Did you ever want to recreate an old plot, changing just a small bit, but didn't manage because ...

* ... wait, which script did I use to create that plot?
* ... wait, what arguments did I pass to that script?
* ... wait, what version of all involved libraries did I use?
* ... wait, what environment variables were set at that time?
* ... wait, what is the correct version of the data files?
* ... wait, where did all the data files go?
* ...

This project aims to solve (most of) these problems and make plots fully reproducible at any time later in history.

## Concept

The approach relies on two aspects, *metadata* and *capturing*.

* **Metadata** is all the information that's addressed by the above questions, such as library versions, command line arguments, environment variables, etc.
* **Capturing** describes the way in which the metadata is stored together with the image.

The current version of `replot` saves the following metadata as the `UserComment` [Exif](https://en.wikipedia.org/wiki/Exif) tag together with the image (as a JSON dictionary):

* the current working directory
* script file path relative to repository root
* command line arguments
* environment variables
* version of all packages in the current virtual environment
* a snapshot of `matplotlib.rcParams`
* current commit hash

## How does it work?

All you need to do is `import replot` somewhere at the top of your script and then save your figures via the matplotlib [`Figure.savefig`](https://matplotlib.org/stable/api/figure_api.html#matplotlib.figure.Figure.savefig) method.
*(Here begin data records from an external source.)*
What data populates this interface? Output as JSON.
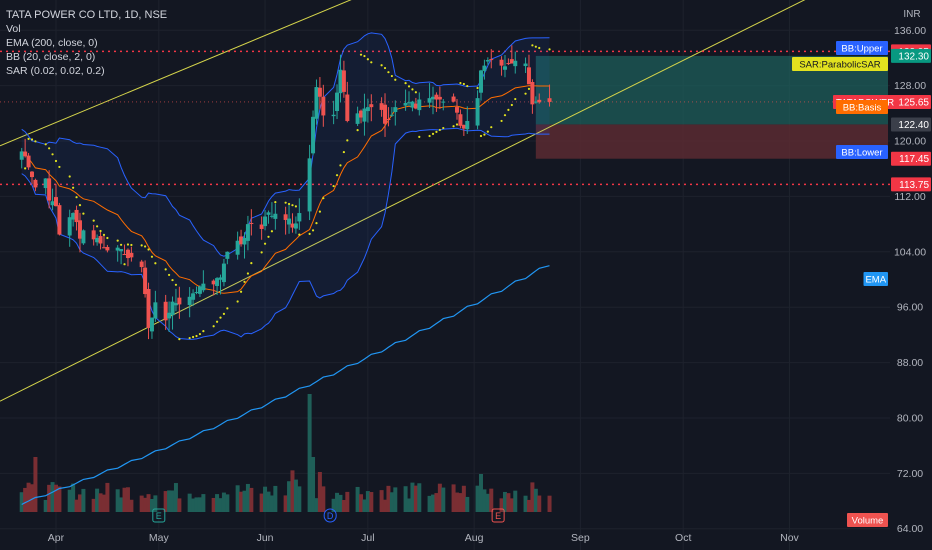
{
  "header": {
    "title": "TATA POWER CO LTD, 1D, NSE",
    "indicators": [
      "Vol",
      "EMA (200, close, 0)",
      "BB (20, close, 2, 0)",
      "SAR (0.02, 0.02, 0.2)"
    ],
    "currency": "INR"
  },
  "colors": {
    "background": "#131722",
    "up": "#26a69a",
    "down": "#ef5350",
    "bb": "#2962ff",
    "bb_basis": "#ff6d00",
    "ema": "#2196f3",
    "sar": "#e2e21f",
    "channel": "#d4d44b",
    "level": "#f23645",
    "profit": "#1e5e59",
    "loss": "#5a2a31"
  },
  "chart_data": {
    "type": "candlestick",
    "title": "TATA POWER CO LTD, 1D, NSE",
    "currency": "INR",
    "y_ticks": [
      136,
      128,
      120,
      112,
      104,
      96,
      88,
      80,
      72,
      64
    ],
    "y_range": [
      61.5,
      139.8
    ],
    "x_ticks": [
      "Apr",
      "May",
      "Jun",
      "Jul",
      "Aug",
      "Sep",
      "Oct",
      "Nov"
    ],
    "x_start_date": "2024-03-18",
    "x_end_date": "2024-11-28",
    "last_date": "2024-08-23",
    "closes": [
      118.5,
      117.8,
      116.2,
      114.8,
      113.3,
      114.6,
      111.4,
      111.3,
      110.6,
      106.5,
      109.0,
      109.6,
      108.3,
      105.9,
      107.1,
      105.8,
      106.0,
      105.2,
      104.6,
      104.2,
      104.6,
      104.4,
      103.6,
      103.1,
      103.2,
      101.8,
      97.9,
      93.0,
      94.5,
      96.7,
      94.1,
      95.2,
      96.8,
      96.6,
      96.4,
      97.5,
      98.0,
      98.2,
      99.0,
      99.4,
      99.3,
      100.2,
      100.3,
      102.3,
      104.0,
      105.6,
      105.1,
      106.0,
      108.0,
      108.1,
      107.3,
      109.1,
      109.7,
      109.2,
      109.5,
      108.6,
      108.8,
      107.5,
      108.1,
      109.6,
      117.5,
      123.5,
      127.8,
      126.4,
      123.7,
      123.8,
      127.0,
      130.3,
      127.1,
      122.9,
      124.0,
      123.4,
      124.7,
      124.9,
      124.9,
      124.5,
      122.5,
      123.1,
      123.8,
      124.9,
      125.5,
      125.6,
      125.7,
      124.7,
      126.0,
      126.2,
      126.4,
      126.0,
      126.0,
      125.7,
      125.7,
      124.1,
      122.2,
      121.8,
      122.9,
      126.2,
      130.2,
      130.9,
      131.7,
      131.8,
      130.9,
      130.8,
      131.2,
      131.2,
      131.6,
      131.2,
      128.2,
      125.3,
      125.7,
      125.6,
      125.65
    ],
    "volume_peaks": [
      {
        "date": "2024-06-10",
        "note": "spike"
      }
    ],
    "series": [
      {
        "name": "EMA (200, close, 0)",
        "label": "EMA",
        "start": 67.5,
        "end": 102.0
      },
      {
        "name": "BB (20, close, 2, 0)",
        "labels": [
          "BB:Upper",
          "BB:Basis",
          "BB:Lower"
        ]
      },
      {
        "name": "SAR (0.02, 0.02, 0.2)",
        "label": "SAR:ParabolicSAR"
      }
    ],
    "price_labels": [
      {
        "text": "132.95",
        "value": 132.95,
        "kind": "level"
      },
      {
        "text": "132.30",
        "value": 132.3,
        "kind": "profit"
      },
      {
        "text": "125.65",
        "value": 125.65,
        "kind": "last",
        "name": "TATAPOWER"
      },
      {
        "text": "122.40",
        "value": 122.4,
        "kind": "entry"
      },
      {
        "text": "117.45",
        "value": 117.45,
        "kind": "stop"
      },
      {
        "text": "113.75",
        "value": 113.75,
        "kind": "level"
      }
    ],
    "levels": [
      132.95,
      113.75
    ],
    "position": {
      "entry": 122.4,
      "target": 132.3,
      "stop": 117.45,
      "start_date": "2024-08-19",
      "end_date": "2024-08-31"
    },
    "channel": [
      {
        "from_date": "2024-03-18",
        "from_value": 119.8,
        "to_date": "2024-08-31",
        "to_value": 154.0
      },
      {
        "from_date": "2024-03-18",
        "from_value": 83.0,
        "to_date": "2024-08-31",
        "to_value": 124.0
      }
    ],
    "volume_label": "Volume",
    "marks": [
      "E",
      "D",
      "E"
    ]
  }
}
Behind the scenes, `replot` patches this method in order to add the metadata information.

### File dependencies

`replot` monitors dependencies on external files by intercepting the following function calls:

* [builtin `open`](https://docs.python.org/3/library/functions.html#open)
* [`pandas.read_csv`](https://pandas.pydata.org/docs/reference/api/pandas.read_csv.html)
* [`numpy.load`](https://numpy.org/doc/stable/reference/generated/numpy.load.html) and [`numpy.loadtxt`](https://numpy.org/doc/stable/reference/generated/numpy.loadtxt.html)
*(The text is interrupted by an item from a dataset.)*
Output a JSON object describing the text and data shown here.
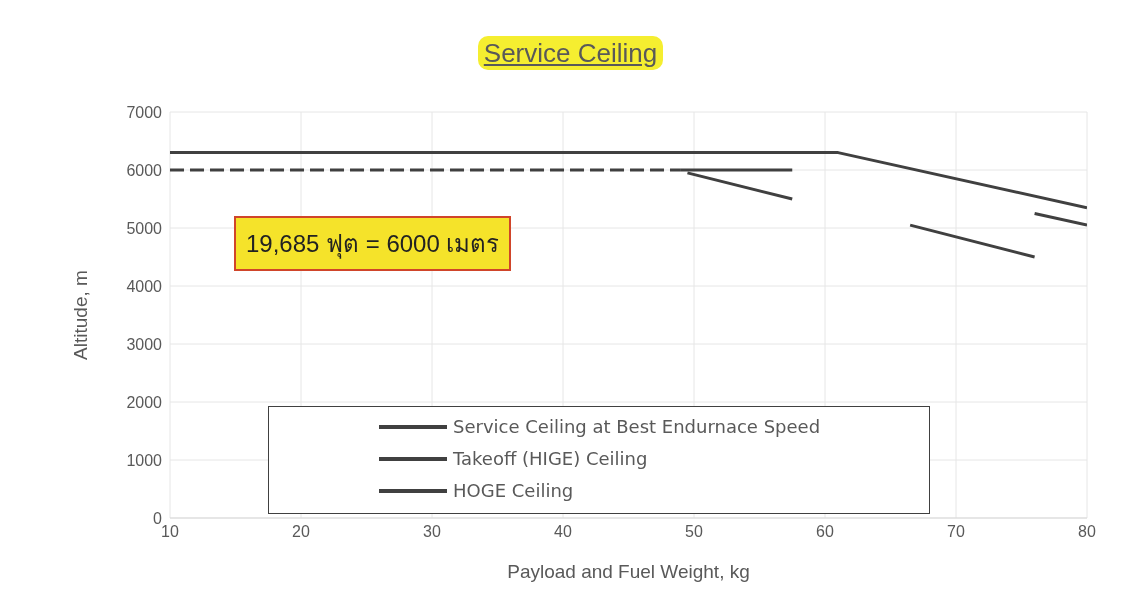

Data that is accessed in different ways won't be added to the list of dependencies. Custom data loaders can be registered for monitoring via `replot.monitor`.

In addition, it counts the main script as well as any other imported custom modules as file dependencies.

If any of the file dependencies is not part of the git repository or if it contains unsaved changes, `replot` will refuse to create a new image via `Figure.savefig`. Instead it will print a warning which informs about the unsaved file dependencies. This warning can be suppressed via `from replot import nowarn`. A typical workflow would be to repeatedly view the plot via `plt.show()`, then commit all the changes and then running the script again will also create the plot image.

## How to view the data?

The `replot` package can be used to print the metadata in JSON format by passing the image file path as a command line argument or
by passing the `User Comment` field of the Exif data via stdin; for example:

```
python -m replot test.png
exiftool -UserComment test.png | python -m replot
```

This will print all metadata information, however typically the `commit_hash` field is sufficient,
given that `replot` enforces putting all file dependencies under version control before a figure can be saved.